On October 26th the JCLU expressed it's opposition to the ‘defense secret’ clause included in the proposed amendment to the Self-Defense Force Law and urged political parties and the Chairmen of both Houses of the Diet to conduct full deliberations of the issue. (The said amendment was adopted into law by the Diet on 29 Oct. and came into legal effect on 2 Nov. 2001.)
The JCLU expressed several major objections to the proposed amendment. First, the scope of the term ‘defense secrets’ is excessively broad and inclusive. This means that even actions similar to the 1965 disclosure of the so-called ‘Mitsuya Study’ by a Diet member could constitute a violation of the law. (The Mitsuya Study included analysis of military scenarios envisaging a second Korean War. Disclosure of the Study caused an outcry due to its conflict with the rule of pacifism embodied in Article 9 of the Constitution.)
Second, the clause applies not only to members of the Self-Defense Forces, but to anyone. Further, the law provides for criminal punishment not only in the case of intentional disclosure of “defense secrets”, but for negligent disclosure as well. Thus, members of the press and public could be found liable for “conspiracy,” “instigation” or “abetting” even a negligent disclosure.
Finally, the content of the amendment is virtually the same as key language in the so-called “National Secrets Act” which failed to gain approval of the Diet in the 1980`s.

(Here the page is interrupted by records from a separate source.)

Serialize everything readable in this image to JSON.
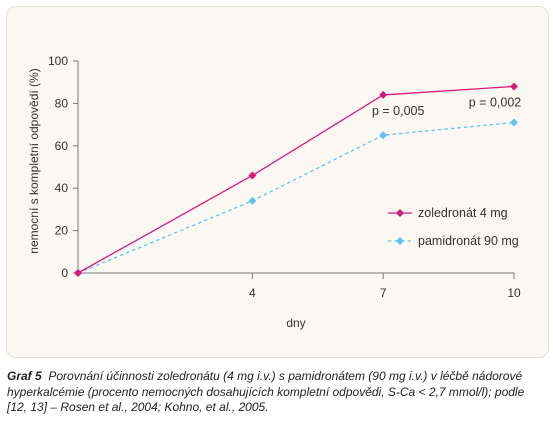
{
  "chart_data": {
    "type": "line",
    "x": [
      0,
      4,
      7,
      10
    ],
    "x_ticks": [
      "4",
      "7",
      "10"
    ],
    "xlabel": "dny",
    "ylabel": "nemocní s kompletní odpovědí (%)",
    "ylim": [
      0,
      100
    ],
    "y_ticks": [
      "0",
      "20",
      "40",
      "60",
      "80",
      "100"
    ],
    "grid": false,
    "legend_position": "right",
    "series": [
      {
        "name": "zoledronát 4 mg",
        "values": [
          0,
          46,
          84,
          88
        ],
        "color": "#d6187e",
        "line_style": "solid",
        "marker": "diamond"
      },
      {
        "name": "pamidronát 90 mg",
        "values": [
          0,
          34,
          65,
          71
        ],
        "color": "#5cc4ee",
        "line_style": "dashed",
        "marker": "diamond"
      }
    ],
    "annotations": [
      {
        "text": "p = 0,005",
        "x": 7
      },
      {
        "text": "p = 0,002",
        "x": 10
      }
    ]
  },
  "caption": {
    "label": "Graf 5",
    "text": "Porovnání účinnosti zoledronátu (4 mg i.v.) s pamidronátem (90 mg i.v.) v léčbě nádorové hyperkalcémie (procento nemocných dosahujících kompletní odpovědi, S-Ca < 2,7 mmol/l); podle [12, 13] – Rosen et al., 2004; Kohno, et al., 2005."
  }
}
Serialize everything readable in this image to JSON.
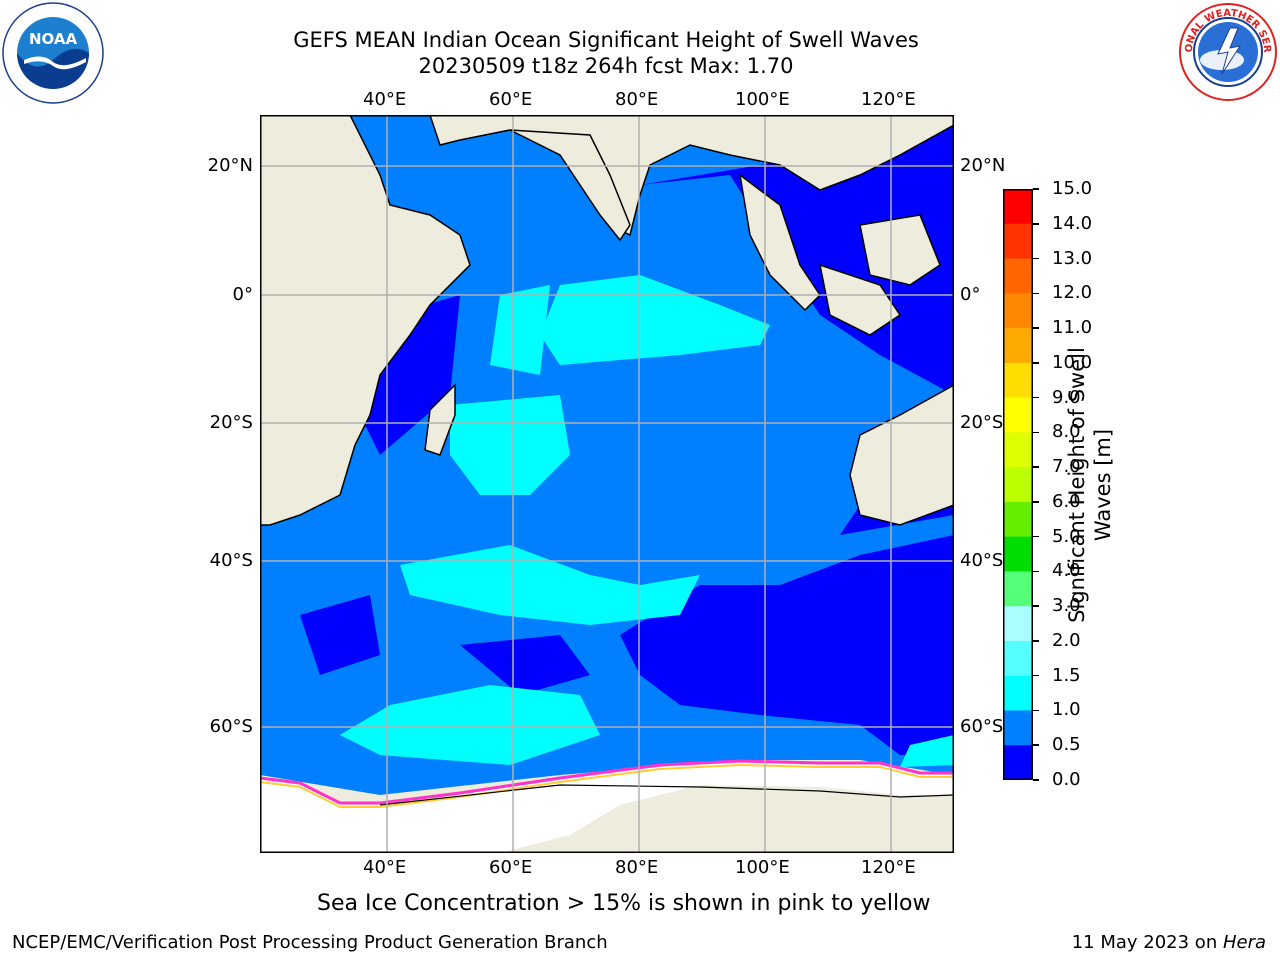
{
  "title": {
    "line1": "GEFS MEAN Indian Ocean Significant Height of Swell Waves",
    "line2": "20230509 t18z 264h fcst   Max: 1.70"
  },
  "logos": {
    "left": {
      "icon": "noaa-logo",
      "text": "NOAA",
      "ring_text": "NATIONAL OCEANIC AND ATMOSPHERIC ADMINISTRATION · U.S. DEPARTMENT OF COMMERCE"
    },
    "right": {
      "icon": "nws-logo",
      "ring_text": "NATIONAL WEATHER SERVICE"
    }
  },
  "map": {
    "lon_labels": [
      "40°E",
      "60°E",
      "80°E",
      "100°E",
      "120°E"
    ],
    "lat_labels": [
      "20°N",
      "0°",
      "20°S",
      "40°S",
      "60°S"
    ],
    "colors": {
      "land": "#eeecdc",
      "ocean_low": "#0000ff",
      "ocean_mid": "#0080ff",
      "ocean_high": "#00ffff",
      "ocean_high2": "#80ffff",
      "ice": "#ffffff",
      "ice_edge": "#ff33cc",
      "grid": "#b0b0b0"
    }
  },
  "colorbar": {
    "title": "Significant Height of Swell Waves [m]",
    "ticks": [
      "15.0",
      "14.0",
      "13.0",
      "12.0",
      "11.0",
      "10.0",
      "9.0",
      "8.0",
      "7.0",
      "6.0",
      "5.0",
      "4.0",
      "3.0",
      "2.0",
      "1.5",
      "1.0",
      "0.5",
      "0.0"
    ],
    "colors": [
      "#ff0000",
      "#ff3300",
      "#ff6600",
      "#ff8800",
      "#ffaa00",
      "#ffdd00",
      "#ffff00",
      "#ddff00",
      "#bbff00",
      "#66ee00",
      "#00dd00",
      "#55ff77",
      "#aaffff",
      "#55ffff",
      "#00ffff",
      "#0080ff",
      "#0000ff"
    ]
  },
  "note": "Sea Ice Concentration > 15% is shown in pink to yellow",
  "footer": {
    "left": "NCEP/EMC/Verification Post Processing Product Generation Branch",
    "right_date": "11 May 2023 on ",
    "right_host": "Hera"
  }
}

Moreover, it does not contain the prohibition on overbroad interpretation, intended to limit potential violations of human rights, which was included in the failed bill.
For the above reasons, the JCLU announced its opposition to the proposed amendment, stressing the risk of serious infringement of the rights of freedom of expression, press and publication and that the unclear scope of application renders it incompatible with the principle of nulla poena sine lege (crime and penalty must be defined by law).